The simple answer is to define your <context-root/>
in a WEB-INF/jboss-web.xml
Your real problem is that before you had an ear that was in the
"DefaultDomain". But since isolation got turned on by default
that is no longer true, each ear gets its own
isolated classloading domain.
It's an ear because you have a META-INF/application.xml (regardless of
what extension you put on the end).
So the other alternative is to keep your application.xml
and put the ear back in the "DefaultDomain"
using a META-INF/jboss-classloading.xml (for the ear in your case)
similar to the second solution here:
http://www.jboss.org/community/wiki/useJBossWebClassLoaderinJBoss5
On Tue, 2009-09-22 at 13:26 +0100, Andrew Dinn wrote:
On 09/21/2009 05:42 PM, Andrew Dinn wrote:
>> Right, the application.xml will cause the deployment to be treated as an
>> EAR. You don't need this for sars, they deploy all nested content
>> anyway, so deleting it should solve the issue.
>
> Thanks, Jason and Anil. This did the trick and it now works.

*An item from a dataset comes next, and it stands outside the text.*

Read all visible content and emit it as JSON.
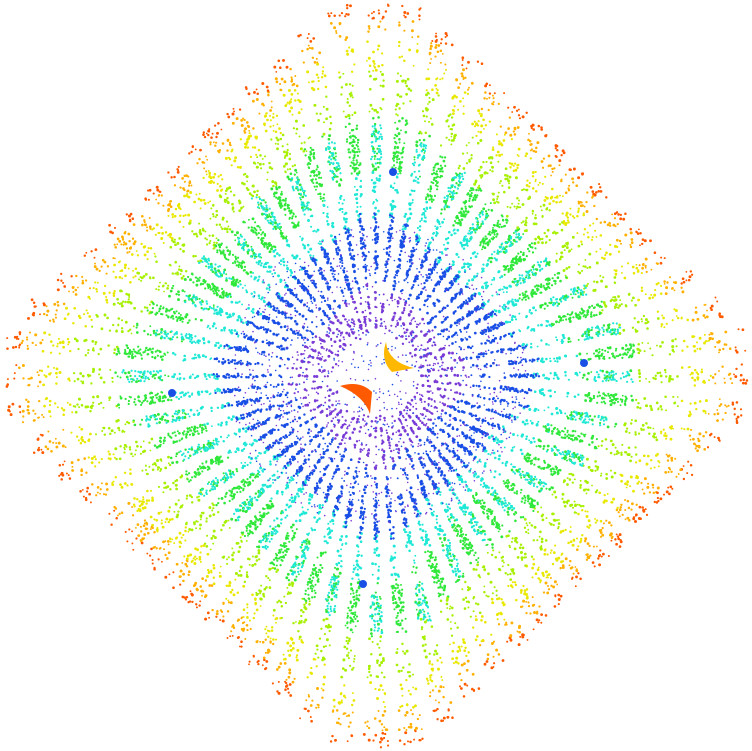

Hmm, this didn't quite fix everything. The problem is that my servlets
are being mapped to a context path composed as follows
http://<web-host>:<web-port>/<sar-name>-<war-name>/<servicename>
e.g.
http://127.0.0.1:8080/jbossxts-ws-c11/ActivationService
Previously, my application.xml was using module:web:context-root entries
to map them explicitly to a context path composed as
http://<web-host>:<web-port>/<war-name>/<servicename>
e.g.
http://127.0.0.1:8080/ws-c11/ActivationService
In most cases this does not matter. However, in the case of the cited
example it matters because this particular path is visible to clients.
So, if I use application.xml or jboss-app.xml to specify the context
path I cannot see my jars. If I omit these config files I cannot specify
the context path. Is there a way round this dilemma?